Bob Wharff of Sportsmen for Fish & Wildlife said hunters are worried they could see hunting opportunities dwindle "if we keep pounding the elk that are accessible." So Sportsmen for Fish & Wildlife only supports managing for the population objective of 11,029 elk if reductions come from the Teton park segment and not from the other segments.
Hunters already are worried about losing hunting opportunities due to increased competition for prey from wolves and other predators, he said. But he also said predators could help control elk numbers in hard-to-hunt areas. "Let's spread the hunting pressure rather than really putting all the pressure on all the elk that are susceptible to hunting," he said.
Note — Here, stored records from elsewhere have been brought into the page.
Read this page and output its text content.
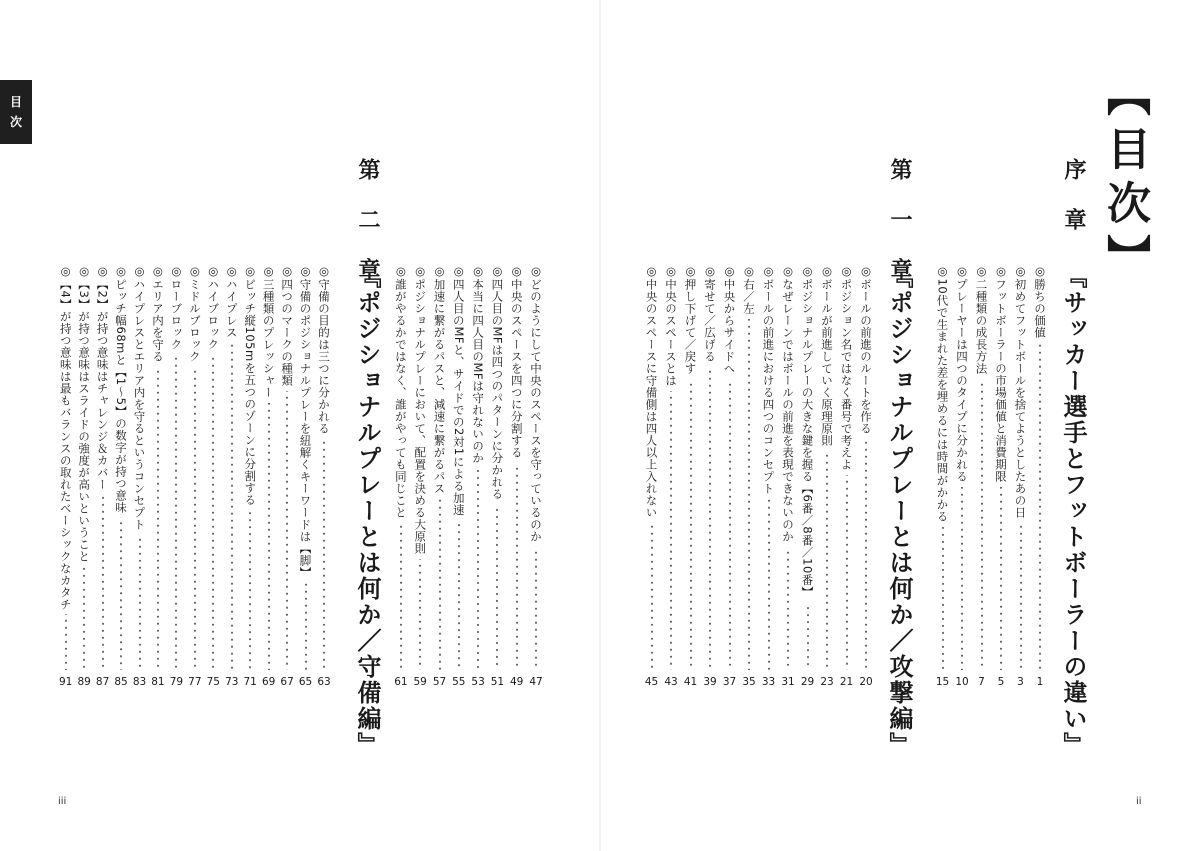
目
次	【目次】
序章
『サッカー選手とフットボーラーの違い』
◎勝ちの価値
1
◎初めてフットボールを捨てようとしたあの日
3
◎フットボーラーの市場価値と消費期限
5
◎二種類の成長方法
7
◎プレーヤーは四つのタイプに分かれる
10
◎10代で生まれた差を埋めるには時間がかかる
15
第一章
『ポジショナルプレーとは何か／攻撃編』
◎ボールの前進のルートを作る
20
◎ポジション名ではなく番号で考えよ
21
◎ボールが前進していく原理原則
23
◎ポジショナルプレーの大きな鍵を握る【6番／8番／10番】
29
◎なぜレーンではボールの前進を表現できないのか
31
◎ボールの前進における四つのコンセプト
33
◎右／左
35
◎中央からサイドへ
37
◎寄せて／広げる
39
◎押し下げて／戻す
41
◎中央のスペースとは
43
◎中央のスペースに守備側は四人以上入れない
45
◎どのようにして中央のスペースを守っているのか
47
◎中央のスペースを四つに分割する
49
◎四人目のMFは四つのパターンに分かれる
51
◎本当に四人目のMFは守れないのか
53
◎四人目のMFと、サイドでの2対1による加速
55
◎加速に繋がるパスと、減速に繋がるパス
57
◎ポジショナルプレーにおいて、配置を決める大原則
59
◎誰がやるかではなく、誰がやっても同じこと
61
第二章
『ポジショナルプレーとは何か／守備編』
◎守備の目的は三つに分かれる
63
◎守備のポジショナルプレーを紐解くキーワードは【脚】
65
◎四つのマークの種類
67
◎三種類のプレッシャー
69
◎ピッチ縦105mを五つのゾーンに分割する
71
◎ハイプレス
73
◎ハイブロック
75
◎ミドルブロック
77
◎ローブロック
79
◎エリア内を守る
81
◎ハイプレスとエリア内を守るというコンセプト
83
◎ピッチ幅68mと【1〜5】の数字が持つ意味
85
◎【2】が持つ意味はチャレンジ＆カバー
87
◎【3】が持つ意味はスライドの強度が高いということ
89
◎【4】が持つ意味は最もバランスの取れたベーシックなカタチ
91
iii	ii
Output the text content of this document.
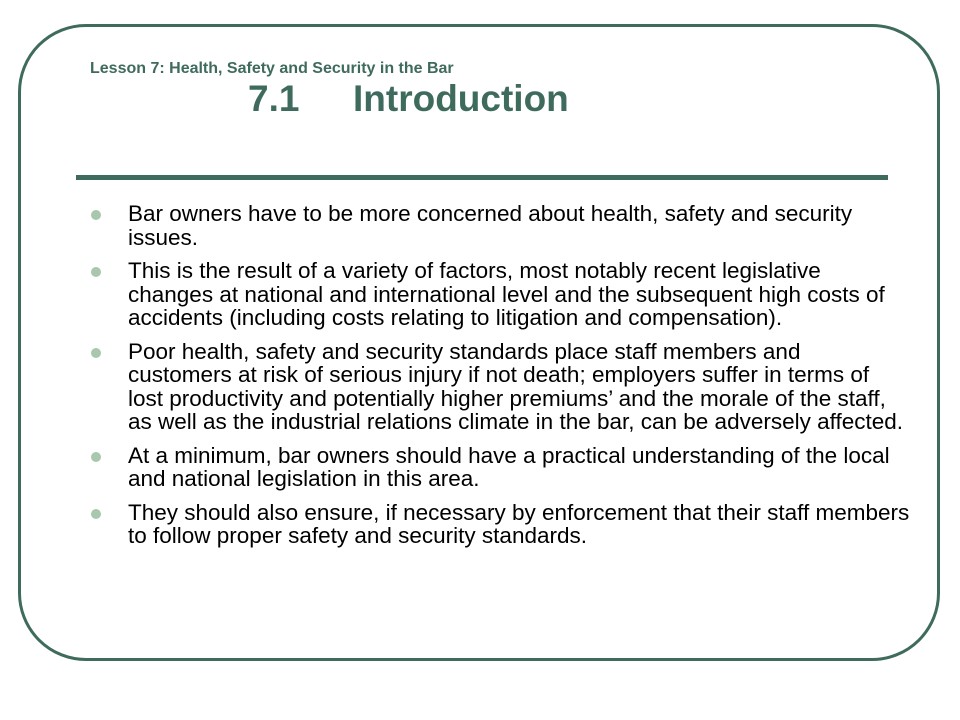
Lesson 7: Health, Safety and Security in the Bar
7.1 Introduction
Bar owners have to be more concerned about health, safety and security issues.
This is the result of a variety of factors, most notably recent legislative changes at national and international level and the subsequent high costs of accidents (including costs relating to litigation and compensation).
Poor health, safety and security standards place staff members and customers at risk of serious injury if not death; employers suffer in terms of lost productivity and potentially higher premiums’ and the morale of the staff, as well as the industrial relations climate in the bar, can be adversely affected.
At a minimum, bar owners should have a practical understanding of the local and national legislation in this area.
They should also ensure, if necessary by enforcement that their staff members to follow proper safety and security standards.
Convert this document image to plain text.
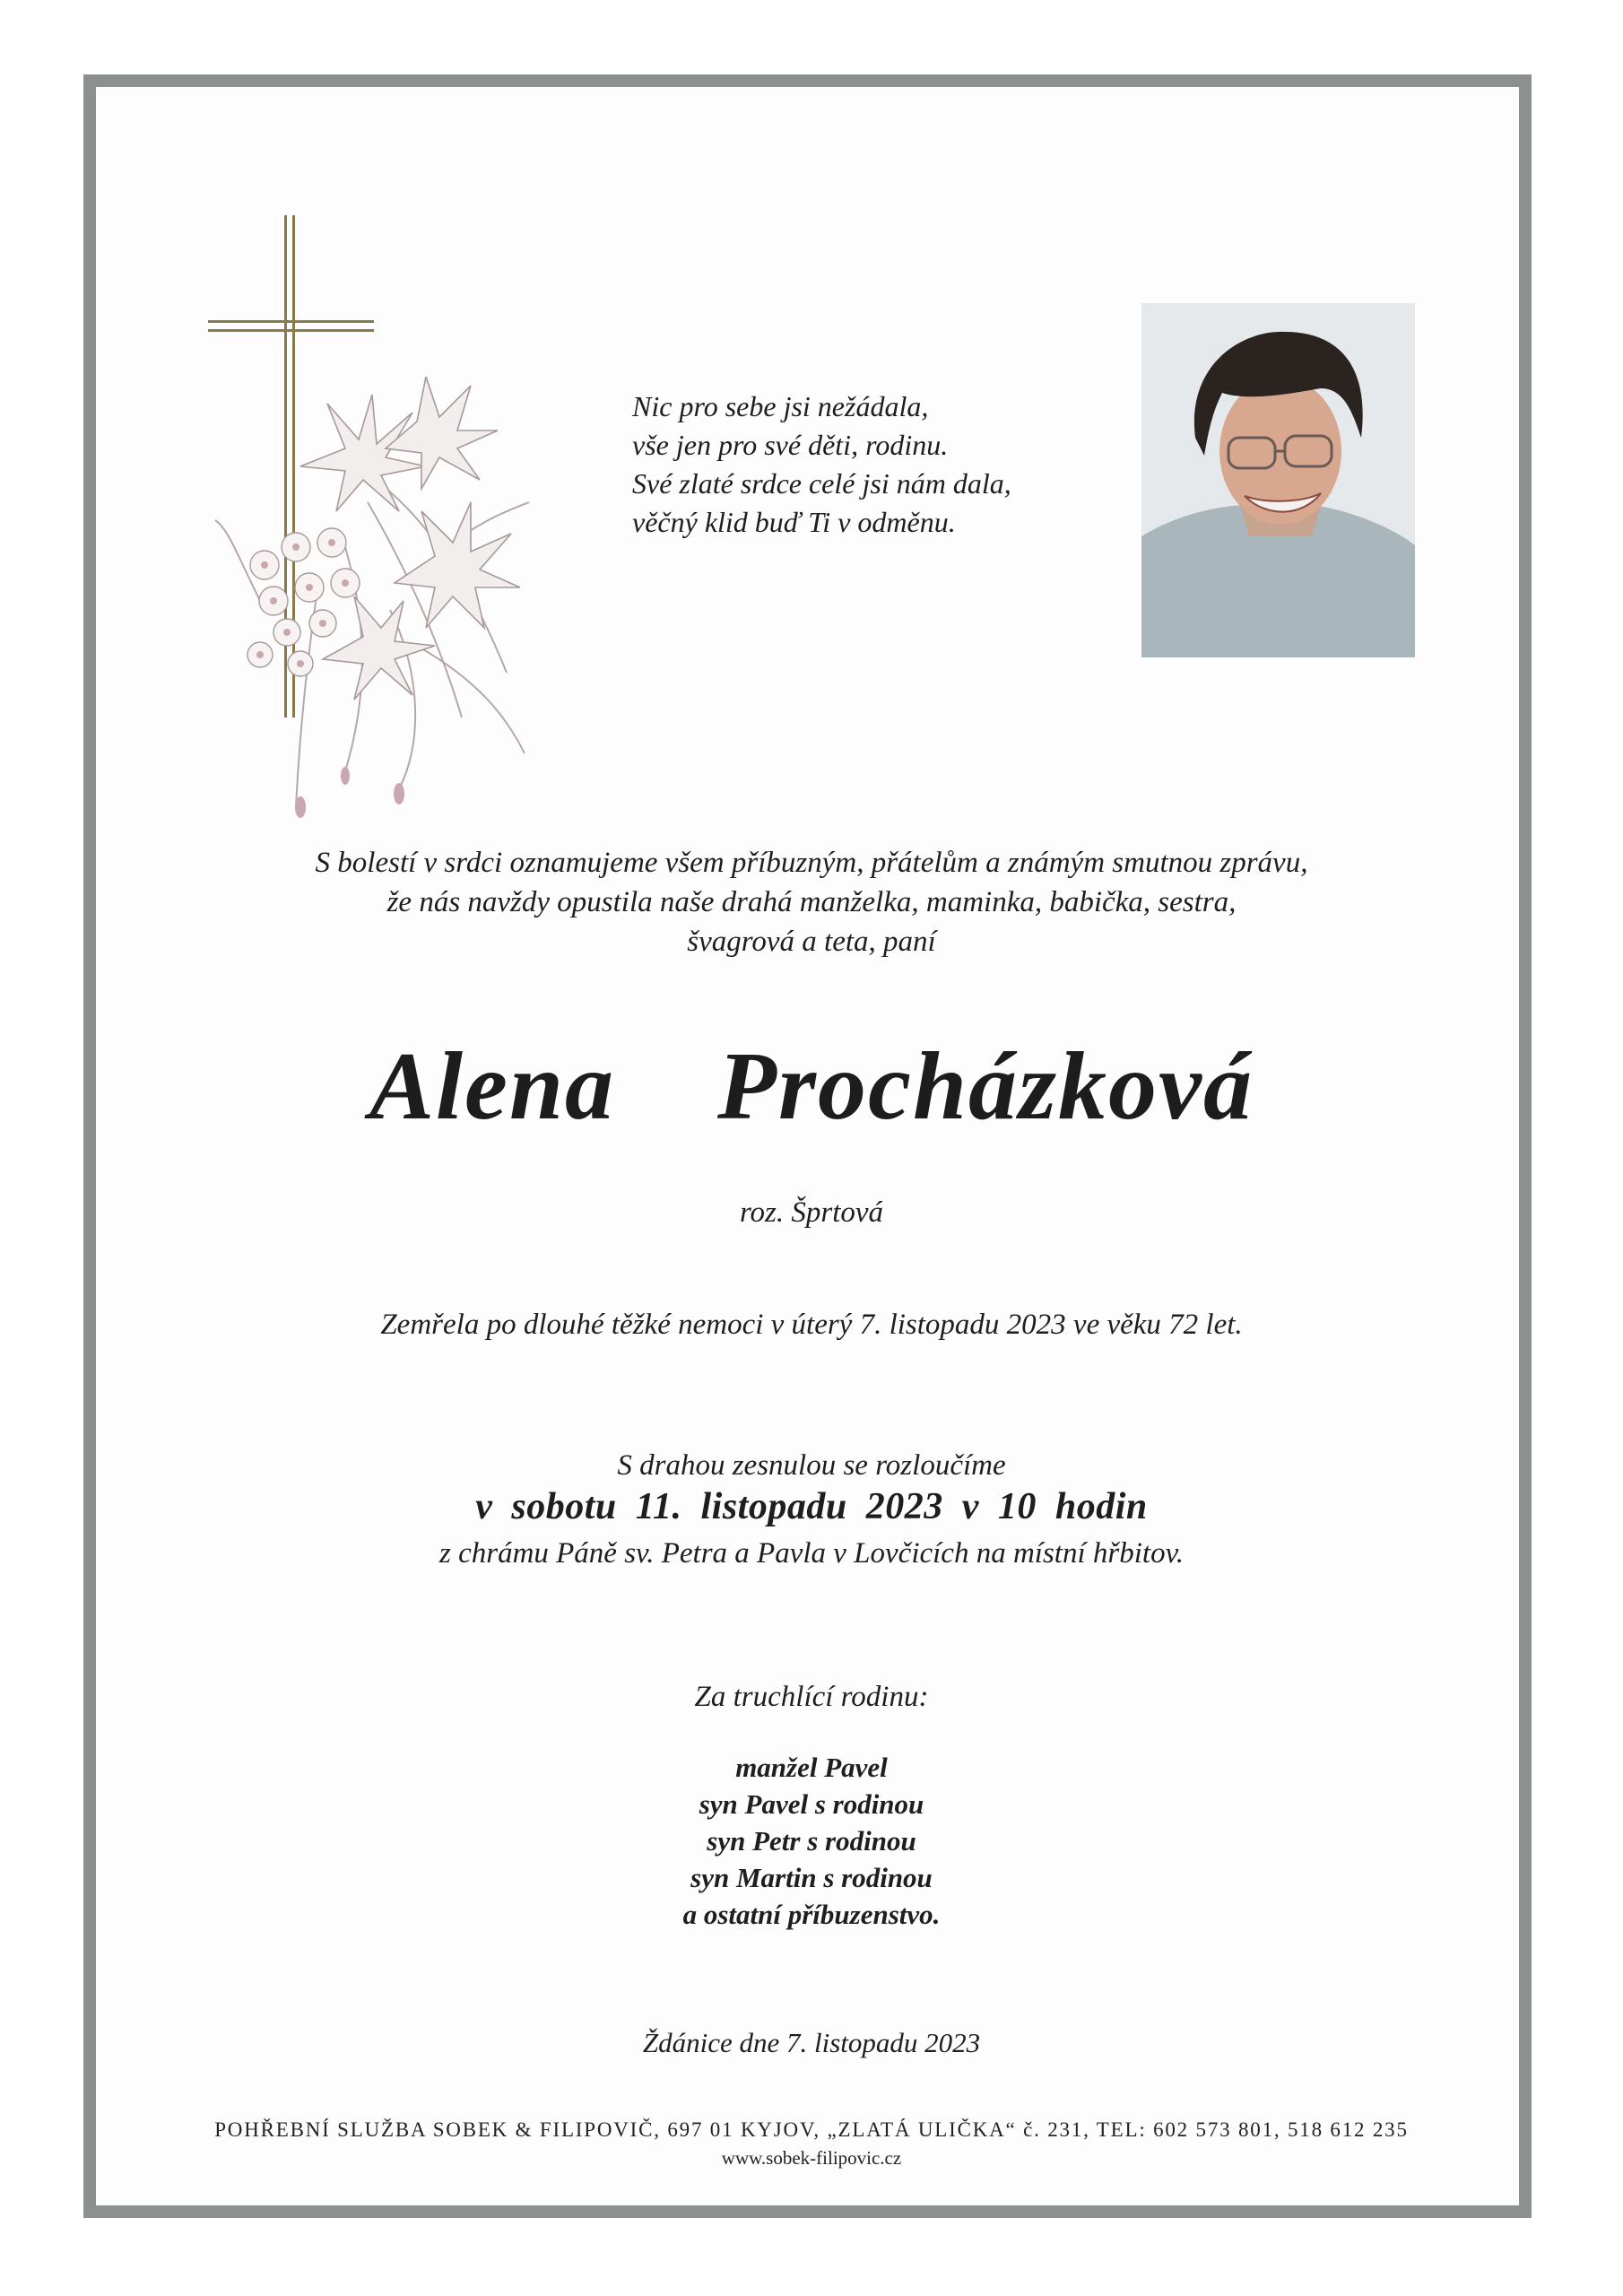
Nic pro sebe jsi nežádala,
vše jen pro své děti, rodinu.
Své zlaté srdce celé jsi nám dala,
věčný klid buď Ti v odměnu.
S bolestí v srdci oznamujeme všem příbuzným, přátelům a známým smutnou zprávu,
že nás navždy opustila naše drahá manželka, maminka, babička, sestra,
švagrová a teta, paní
Alena  Procházková
roz. Šprtová
Zemřela po dlouhé těžké nemoci v úterý 7. listopadu 2023 ve věku 72 let.
S drahou zesnulou se rozloučíme
v sobotu 11. listopadu 2023 v 10 hodin
z chrámu Páně sv. Petra a Pavla v Lovčicích na místní hřbitov.
Za truchlící rodinu:
manžel Pavel
syn Pavel s rodinou
syn Petr s rodinou
syn Martin s rodinou
a ostatní příbuzenstvo.
Ždánice dne 7. listopadu 2023
POHŘEBNÍ SLUŽBA SOBEK & FILIPOVIČ, 697 01 KYJOV, „ZLATÁ ULIČKA“ č. 231, TEL: 602 573 801, 518 612 235
www.sobek-filipovic.cz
That's not easy given human development and legal constraints. Legally, hunting is not allowed west of the Snake River within Teton park except for in Area 72; it would take an act of Congress to change that prohibition.
So Teton park elk have learned to migrate to the refuge by staying on the west side of the Snake River. The elk cross the river near the Jackson Hole Airport or move through private subdivisions to the Gros Ventre Junction. From either location, elk can make a nighttime dash to the south end of the refuge and avoid hunters entirely. That's why refuge and park managers want to target the southern end of the refuge to control park elk numbers, Cain said.
Park elk also are often the first elk to show up on the southern end of the refuge, he said. Allowing public recreation or a limited, perhaps guided, hunt could be used to displace the elk from that safe zone to areas where the animals could be taken by hunters to get a more sustained harvest on the population segment over time, he said.
Refuge Manager Barry Reiswig said he does not believe major changes are needed to meet population goals. Last winter, the refuge had only 4,900 elk on feed, which is within the proposed goal of wintering between 4,000 and 5,000 elk on the refuge, he said.
Likewise, Cain said the park elk population has been declining, albeit slowly, thanks to hunting seasons set cooperatively by Game and Fish, the Park Service and the refuge. Based on the most accurate surveys available, the park elk herd numbered 2,516 in 2000, down from 3,202 elk counted in 1996, he said. The herd numbers have continued to decline, Cain said, though a precise count is not available. Also, Game and Fish already has the authority to increase the percentage of licenses for cow elk, the reproductive segment of the herd, to bring the population down even more, he said.
As for Emmerich, he said, "We feel we're doing everything we can. [And] we need to have all the opportunities available to us if we're going to really achieve this goal of reducing the population anywhere from 1,000 to 1,500."